The 51-year-old Alabaman native finally differentiated himself from his celebrated predecessor by doing something Jobs couldn't even bring himself to comprehend: pay shareholders a dividend. Jobs preferred to reinvest the cash in iPads, iPods and iWhateverNexts, but Cook gave his shareholders $2.65 a share. Apple's first dividend payment in 17 years will cost the company $10bn.

Was that a mischievous little smile, Justin King? The Sainsbury boss announced on Tuesday that the supermarket had seen like-for-like sales increase by a better-than-expected 2.6 per cent in the 10 weeks to 17 March. Tesco has slipped of late, and King suggested customers were swapping to Sainsbury: "If any of our competitors are doing less well, that helps us grow faster."
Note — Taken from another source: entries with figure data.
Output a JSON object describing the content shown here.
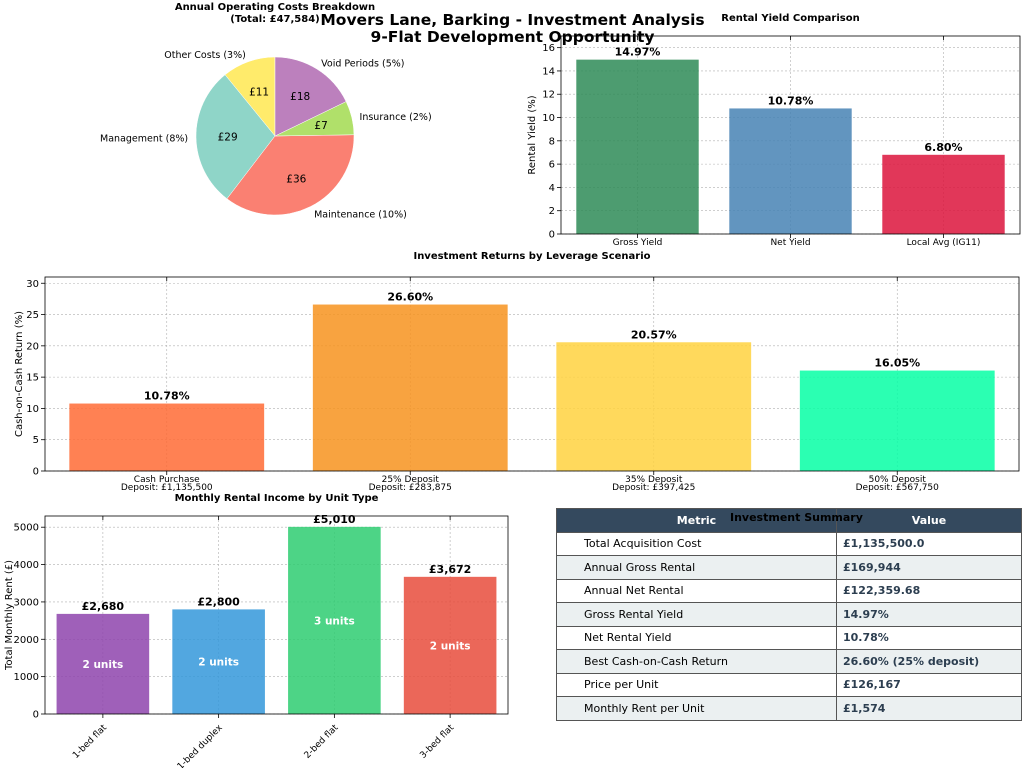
{
  "title": {
    "line1": "Movers Lane, Barking - Investment Analysis",
    "line2": "9-Flat Development Opportunity"
  },
  "chart_data": [
    {
      "id": "costs",
      "type": "pie",
      "title": "Annual Operating Costs Breakdown",
      "subtitle": "(Total: £47,584)",
      "slices": [
        {
          "label": "Other Costs (3%)",
          "value": 11,
          "display": "£11",
          "color": "#ffeb6b"
        },
        {
          "label": "Management (8%)",
          "value": 29,
          "display": "£29",
          "color": "#8fd5c8"
        },
        {
          "label": "Maintenance (10%)",
          "value": 36,
          "display": "£36",
          "color": "#fa8072"
        },
        {
          "label": "Insurance (2%)",
          "value": 7,
          "display": "£7",
          "color": "#b0e06a"
        },
        {
          "label": "Void Periods (5%)",
          "value": 18,
          "display": "£18",
          "color": "#bc80bd"
        }
      ]
    },
    {
      "id": "yield",
      "type": "bar",
      "title": "Rental Yield Comparison",
      "ylabel": "Rental Yield (%)",
      "ylim": [
        0,
        17
      ],
      "yticks": [
        0,
        2,
        4,
        6,
        8,
        10,
        12,
        14,
        16
      ],
      "categories": [
        "Gross Yield",
        "Net Yield",
        "Local Avg (IG11)"
      ],
      "values": [
        14.97,
        10.78,
        6.8
      ],
      "labels": [
        "14.97%",
        "10.78%",
        "6.80%"
      ],
      "colors": [
        "#2e8b57",
        "#4682b4",
        "#dc143c"
      ]
    },
    {
      "id": "leverage",
      "type": "bar",
      "title": "Investment Returns by Leverage Scenario",
      "ylabel": "Cash-on-Cash Return (%)",
      "ylim": [
        0,
        31
      ],
      "yticks": [
        0,
        5,
        10,
        15,
        20,
        25,
        30
      ],
      "categories": [
        "Cash Purchase",
        "25% Deposit",
        "35% Deposit",
        "50% Deposit"
      ],
      "sublabels": [
        "Deposit: £1,135,500",
        "Deposit: £283,875",
        "Deposit: £397,425",
        "Deposit: £567,750"
      ],
      "values": [
        10.78,
        26.6,
        20.57,
        16.05
      ],
      "labels": [
        "10.78%",
        "26.60%",
        "20.57%",
        "16.05%"
      ],
      "colors": [
        "#ff6b35",
        "#f7931e",
        "#ffd23f",
        "#06ffa5"
      ]
    },
    {
      "id": "units",
      "type": "bar",
      "title": "Monthly Rental Income by Unit Type",
      "ylabel": "Total Monthly Rent (£)",
      "ylim": [
        0,
        5300
      ],
      "yticks": [
        0,
        1000,
        2000,
        3000,
        4000,
        5000
      ],
      "categories": [
        "1-bed flat",
        "1-bed duplex",
        "2-bed flat",
        "3-bed flat"
      ],
      "values": [
        2680,
        2800,
        5010,
        3672
      ],
      "labels": [
        "£2,680",
        "£2,800",
        "£5,010",
        "£3,672"
      ],
      "inner_labels": [
        "2 units",
        "2 units",
        "3 units",
        "2 units"
      ],
      "colors": [
        "#8e44ad",
        "#3498db",
        "#2ecc71",
        "#e74c3c"
      ]
    }
  ],
  "summary": {
    "title": "Investment Summary",
    "headers": [
      "Metric",
      "Value"
    ],
    "rows": [
      {
        "metric": "Total Acquisition Cost",
        "value": "£1,135,500.0"
      },
      {
        "metric": "Annual Gross Rental",
        "value": "£169,944"
      },
      {
        "metric": "Annual Net Rental",
        "value": "£122,359.68"
      },
      {
        "metric": "Gross Rental Yield",
        "value": "14.97%"
      },
      {
        "metric": "Net Rental Yield",
        "value": "10.78%"
      },
      {
        "metric": "Best Cash-on-Cash Return",
        "value": "26.60% (25% deposit)"
      },
      {
        "metric": "Price per Unit",
        "value": "£126,167"
      },
      {
        "metric": "Monthly Rent per Unit",
        "value": "£1,574"
      }
    ]
  },
  "colors": {
    "header_bg": "#34495e",
    "alt_row": "#ebf0f1",
    "value_text": "#2c3e50"
  }
}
The Budget has been rather wonderfully described as "granny bashing" in some quarters, but it did bring some cheer for GlaxoSmithKline boss, Sir Andrew Witty. On Thursday, GSK confirmed that new research & development regulations mean it can afford to invest £500m in a manufacturing facility in Ulverston, Cumbria.

... at a loss

No one seems to get John Carter. The uninspiringly entitled flick about a Civil War veteran who, obviously, is transported to Mars, is set to become one of the most disastrous flops in film history.

Disney said on Tuesday that it expected to make a $200m loss on the film that stars Taylor Kitsch (who he?) and Lynn Collins (who she??). Disney boss Robert Iger was not impressed – but then neither were the handful of moviegoers who saw John Carter (honestly, how can a film that sounds like it's about an accountant cost $250m to make?).

While Sir Andrew, see above, was having a right good week splashing the cash at GSK, AstraZeneca David Brennan was down in the dumps and he couldn't even cheer himself up with a taste of his own medicine.

Britain's second-biggest pharmaceuticals firm announced on Tuesday that an experimental antidepressant, the catchily-named TC-5214, had failed clinical trials and would be dumped. Brennan will make a $50m writedown on what was once, like John Carter, hailed as a potential blockbuster.

Randgold boss Mark Bristow saw shares tank on Thursday, amid reports of a coup in Mali, where the gold miner has a large presence.